Setup Here is a link to the Behringer user manual, 923 Quick Start Manual, in case you did not get a hard copy manual in the box. The original Moog filters needed offset trimmers because of the high offset from the old Op Amps, however modern Op Amps have much better offset at 0.5 mV and therefore they are not needed. Behringer have used their standard JRC4580 Op Amps, and 330nF polyester capacitors.

The Moog noise circuit has a gain trimmer, which is also on the Behringer module and easily accessible by the customer. It should be set so that the white noise has an output level of +10V peak to peak. The pink noise level is slightly higher. The module was aligned properly, so no need to change anything.

Reverse log

Pot Issue The reverse log 50k potentiometers are the correct value but users have mentioned a stepping effect as the pots are turned to maximum, and this is indeed the case. Its very hard to get a smooth response as the filter is cut to maximum. Swapping the pots out for linear or audio taper will make the situation worse, so I measured the Behringer pot taper to see if a replacement reverse log pot would be any better.

In the last part of the pot travel from 7k5 to 10 kHz the resistance is going from 200R to zero within a few mm of travel, and this causes the problem. The original Moog pots were larger and had larger knobs, which all contributes to being able to dial in the settings at the end of the travel. The accuracy of the taper is important and the Behringer pot does measures closely to the reverse log taper – see picture.

An alternative and more expensive pot may be better at this travel limit, and Alpha do make a C50K but with a solid shaft. I will try this out.

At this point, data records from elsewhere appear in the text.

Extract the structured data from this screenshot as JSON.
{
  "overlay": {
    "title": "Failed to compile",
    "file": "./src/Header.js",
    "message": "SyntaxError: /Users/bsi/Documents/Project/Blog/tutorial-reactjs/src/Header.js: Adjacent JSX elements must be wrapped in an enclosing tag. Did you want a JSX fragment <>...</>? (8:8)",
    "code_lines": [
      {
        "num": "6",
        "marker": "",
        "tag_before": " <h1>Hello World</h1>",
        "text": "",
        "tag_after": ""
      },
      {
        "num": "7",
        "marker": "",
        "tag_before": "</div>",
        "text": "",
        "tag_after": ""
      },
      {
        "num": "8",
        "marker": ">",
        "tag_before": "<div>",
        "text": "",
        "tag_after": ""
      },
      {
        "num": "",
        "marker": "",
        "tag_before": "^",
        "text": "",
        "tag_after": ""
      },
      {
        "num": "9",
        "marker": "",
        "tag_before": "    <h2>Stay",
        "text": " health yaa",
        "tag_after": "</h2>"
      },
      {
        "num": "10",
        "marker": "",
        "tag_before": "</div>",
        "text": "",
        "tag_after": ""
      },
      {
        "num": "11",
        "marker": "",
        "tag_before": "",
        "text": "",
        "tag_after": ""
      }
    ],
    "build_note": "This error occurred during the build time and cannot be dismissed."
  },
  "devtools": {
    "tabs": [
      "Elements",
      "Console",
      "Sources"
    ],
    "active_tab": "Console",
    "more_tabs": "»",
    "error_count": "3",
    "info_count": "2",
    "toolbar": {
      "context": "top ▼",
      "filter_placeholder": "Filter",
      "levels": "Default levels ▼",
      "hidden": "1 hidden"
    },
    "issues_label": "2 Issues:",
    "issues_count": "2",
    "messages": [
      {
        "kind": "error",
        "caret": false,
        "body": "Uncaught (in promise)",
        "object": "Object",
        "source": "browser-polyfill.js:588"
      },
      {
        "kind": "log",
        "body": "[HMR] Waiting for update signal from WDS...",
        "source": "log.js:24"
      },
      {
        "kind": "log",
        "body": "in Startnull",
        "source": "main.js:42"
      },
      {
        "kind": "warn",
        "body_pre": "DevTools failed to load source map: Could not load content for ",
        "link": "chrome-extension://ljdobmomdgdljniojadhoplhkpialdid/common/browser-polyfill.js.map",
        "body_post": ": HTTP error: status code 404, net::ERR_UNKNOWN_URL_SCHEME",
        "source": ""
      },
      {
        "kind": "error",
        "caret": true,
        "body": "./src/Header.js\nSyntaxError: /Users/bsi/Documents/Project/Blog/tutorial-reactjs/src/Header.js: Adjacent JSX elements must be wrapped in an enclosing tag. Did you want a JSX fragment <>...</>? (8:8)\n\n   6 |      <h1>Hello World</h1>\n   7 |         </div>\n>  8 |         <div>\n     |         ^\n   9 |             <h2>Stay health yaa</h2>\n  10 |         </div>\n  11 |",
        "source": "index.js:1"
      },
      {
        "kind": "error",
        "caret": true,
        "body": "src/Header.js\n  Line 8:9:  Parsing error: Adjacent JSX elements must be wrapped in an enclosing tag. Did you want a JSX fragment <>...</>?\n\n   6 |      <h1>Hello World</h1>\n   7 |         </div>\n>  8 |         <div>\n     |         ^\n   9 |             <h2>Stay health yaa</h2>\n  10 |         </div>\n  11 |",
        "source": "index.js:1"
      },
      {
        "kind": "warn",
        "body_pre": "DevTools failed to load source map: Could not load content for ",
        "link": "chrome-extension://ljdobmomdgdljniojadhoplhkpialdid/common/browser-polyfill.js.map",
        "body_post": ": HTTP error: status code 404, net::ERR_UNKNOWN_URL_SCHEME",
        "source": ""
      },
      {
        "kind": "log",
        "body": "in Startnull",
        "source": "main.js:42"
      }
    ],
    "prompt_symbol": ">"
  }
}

Summary A simple module good at creating filtered noise or subtle sound shaping. The 923 arrived calibrated and went straight into the rack. I don’t think you need to get the 903A Noise module as well, unless you need two noise sources. It is exactly the same circuit inside, and I have put a 923 into my modular. The filter potentiometer performance is disappointing and makes the filters hard to use. I have replaced the two 330nF filter capacitors with Wima polypropylene versions, they mount on the rear of the PCB.